Currently with Turk's Cap filling in the bed. We need to remove and stain the last few deck boards under the heavy planter this fall.
Neal did a great job on the stair skirting. The left piece is removable for storage under the stairs.
The original deck was built around this tree. A shelf will go in that niche as a potting area.
Our second big project was a brick walkway on the other side of the deck between the screen room and the house. It was just a boring gravel path which needed work. First we shored up the side with concrete block and used the opportunity to run a water line across the yard to the far fence.
This is the only part of the yard with soil so it wasn't as hard to dig as some places. Still there was a lot of dirt to remove and backfill.
I'd been collecting locally made D'hanis bricks from Yeya's for while. We combined those with bricks donated by our former neighbor who is a landscaping contractor.
After several test layouts we settled on a pattern.
And here is the finished pattern reminiscent of a bordered rug.
D'hanis has been making brick, roof tile, and pavers at their plant southwest of San Antonio since 1883 so they're a natural for San Antonio gardens.
In this current view the grass grew back nicely over the water line. The new brick path is on the right where the wheelbarrows are placed to catch expected rain this week.
The bed along the north wall (shown above) was the first area planted in the back yard about 10 years ago. Even though the area presents a nice green stretch along the wall it lacked color and interest when perennials weren't in bloom. This year I added colorful Talavera pots and other objects to make it more fun and interesting as this is a main path from front to back when I'm out working.
Potato vine nearly covers the bright Talavera now but there's still a nice shot of color near the gate.
My new hose bib against the fence at the end of the new water line. Now I don't have to drag a 100' hose around and for some reason the hose pot makes me want to put the hose away.
And the third and final project completed this week just in time for summer is a natural rock fountain in the front garden.

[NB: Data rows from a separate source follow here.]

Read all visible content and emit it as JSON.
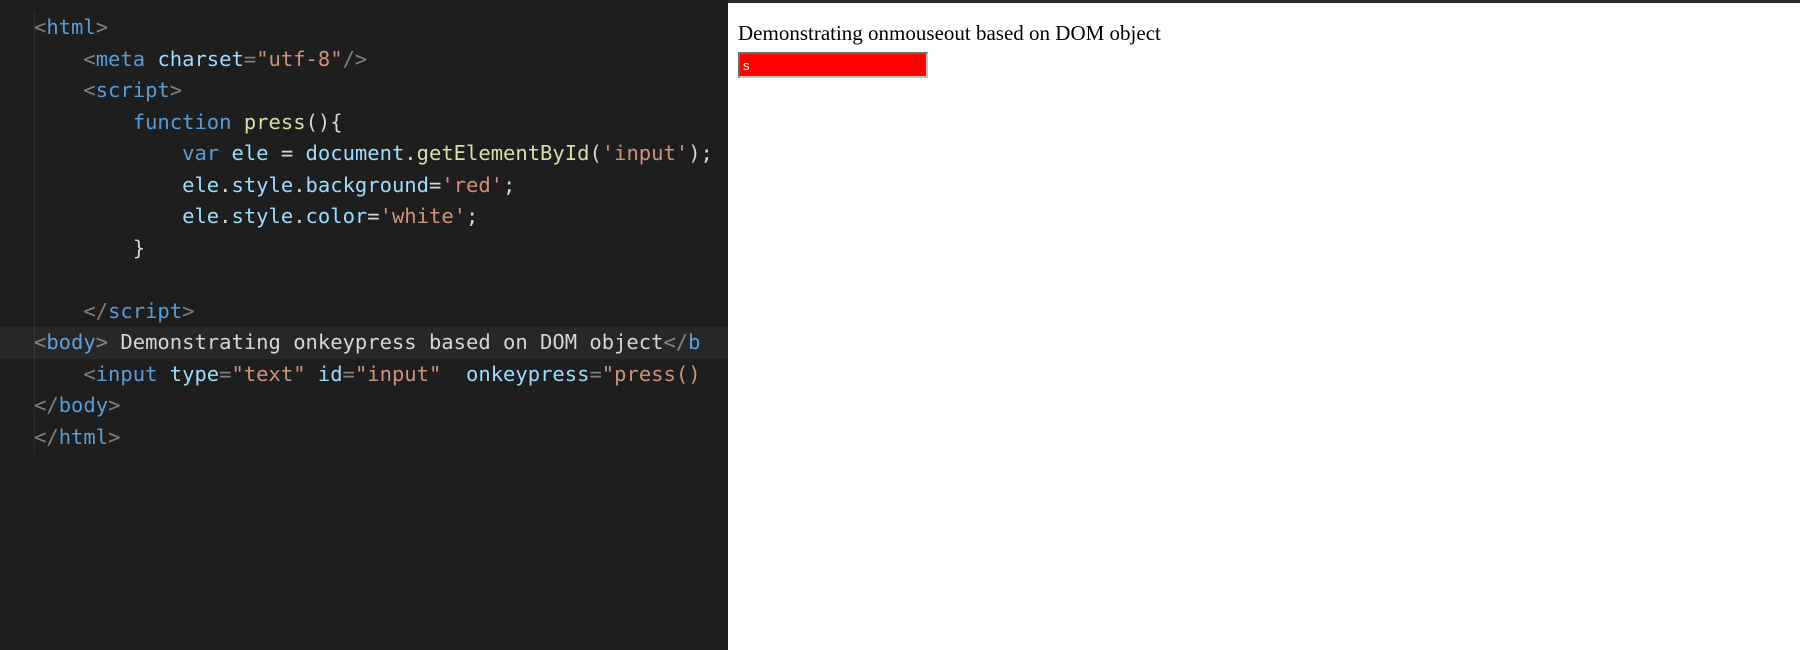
{
  "editor": {
    "code_tokens": [
      [
        [
          "gut",
          ""
        ],
        [
          "punct",
          "<"
        ],
        [
          "tag",
          "html"
        ],
        [
          "punct",
          ">"
        ]
      ],
      [
        [
          "gut",
          ""
        ],
        [
          "in",
          "    "
        ],
        [
          "punct",
          "<"
        ],
        [
          "tag",
          "meta"
        ],
        [
          "txt",
          " "
        ],
        [
          "attr",
          "charset"
        ],
        [
          "punct",
          "="
        ],
        [
          "str",
          "\"utf-8\""
        ],
        [
          "punct",
          "/>"
        ]
      ],
      [
        [
          "gut",
          ""
        ],
        [
          "in",
          "    "
        ],
        [
          "punct",
          "<"
        ],
        [
          "tag",
          "script"
        ],
        [
          "punct",
          ">"
        ]
      ],
      [
        [
          "gut",
          ""
        ],
        [
          "in",
          "        "
        ],
        [
          "kw",
          "function"
        ],
        [
          "txt",
          " "
        ],
        [
          "fn",
          "press"
        ],
        [
          "txt",
          "(){"
        ]
      ],
      [
        [
          "gut",
          ""
        ],
        [
          "in",
          "            "
        ],
        [
          "kw",
          "var"
        ],
        [
          "txt",
          " "
        ],
        [
          "id",
          "ele"
        ],
        [
          "txt",
          " = "
        ],
        [
          "id",
          "document"
        ],
        [
          "txt",
          "."
        ],
        [
          "fn",
          "getElementById"
        ],
        [
          "txt",
          "("
        ],
        [
          "str",
          "'input'"
        ],
        [
          "txt",
          ");"
        ]
      ],
      [
        [
          "gut",
          ""
        ],
        [
          "in",
          "            "
        ],
        [
          "id",
          "ele"
        ],
        [
          "txt",
          "."
        ],
        [
          "id",
          "style"
        ],
        [
          "txt",
          "."
        ],
        [
          "id",
          "background"
        ],
        [
          "txt",
          "="
        ],
        [
          "str",
          "'red'"
        ],
        [
          "txt",
          ";"
        ]
      ],
      [
        [
          "gut",
          ""
        ],
        [
          "in",
          "            "
        ],
        [
          "id",
          "ele"
        ],
        [
          "txt",
          "."
        ],
        [
          "id",
          "style"
        ],
        [
          "txt",
          "."
        ],
        [
          "id",
          "color"
        ],
        [
          "txt",
          "="
        ],
        [
          "str",
          "'white'"
        ],
        [
          "txt",
          ";"
        ]
      ],
      [
        [
          "gut",
          ""
        ],
        [
          "in",
          "        "
        ],
        [
          "txt",
          "}"
        ]
      ],
      [
        [
          "gut",
          ""
        ],
        [
          "txt",
          " "
        ]
      ],
      [
        [
          "gut",
          ""
        ],
        [
          "in",
          "    "
        ],
        [
          "punct",
          "</"
        ],
        [
          "tag",
          "script"
        ],
        [
          "punct",
          ">"
        ]
      ],
      [
        [
          "gut",
          ""
        ],
        [
          "punct",
          "<"
        ],
        [
          "tag",
          "body"
        ],
        [
          "punct",
          ">"
        ],
        [
          "txt",
          " Demonstrating onkeypress based on DOM object"
        ],
        [
          "punct",
          "</"
        ],
        [
          "tag",
          "b"
        ]
      ],
      [
        [
          "gut",
          ""
        ],
        [
          "in",
          "    "
        ],
        [
          "punct",
          "<"
        ],
        [
          "tag",
          "input"
        ],
        [
          "txt",
          " "
        ],
        [
          "attr",
          "type"
        ],
        [
          "punct",
          "="
        ],
        [
          "str",
          "\"text\""
        ],
        [
          "txt",
          " "
        ],
        [
          "attr",
          "id"
        ],
        [
          "punct",
          "="
        ],
        [
          "str",
          "\"input\""
        ],
        [
          "txt",
          "  "
        ],
        [
          "attr",
          "onkeypress"
        ],
        [
          "punct",
          "="
        ],
        [
          "str",
          "\"press()"
        ]
      ],
      [
        [
          "gut",
          ""
        ],
        [
          "punct",
          "</"
        ],
        [
          "tag",
          "body"
        ],
        [
          "punct",
          ">"
        ]
      ],
      [
        [
          "gut",
          ""
        ],
        [
          "punct",
          "</"
        ],
        [
          "tag",
          "html"
        ],
        [
          "punct",
          ">"
        ]
      ]
    ],
    "highlighted_line_index": 10
  },
  "preview": {
    "body_text": "Demonstrating onmouseout based on DOM object",
    "input_value": "s",
    "input_bg": "#ff0000",
    "input_color": "#ffffff"
  }
}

If you think it blends in that's what we were going for. We had a pond here originally but it turned out to attract deer and other animals to the yard plus the tree roots were growing in and pushing up the liner. We converted it to a recirculating fountain and went through a number of different ideas before settling on a large karst stone from the back yard.
Most prefab fountains and ceramic pots would have looked too contrived here and stacked rocks didn't quite look intentional enough so we set the rock on a concrete base molded in an old plastic bucket.
Simply nice and I enjoy watching the water run through all the holes in the rock and onto the darker stones below.
Now as spring turns to summer and the days get shorter (yet hotter) we'll turn our attention to indoor projects for a while.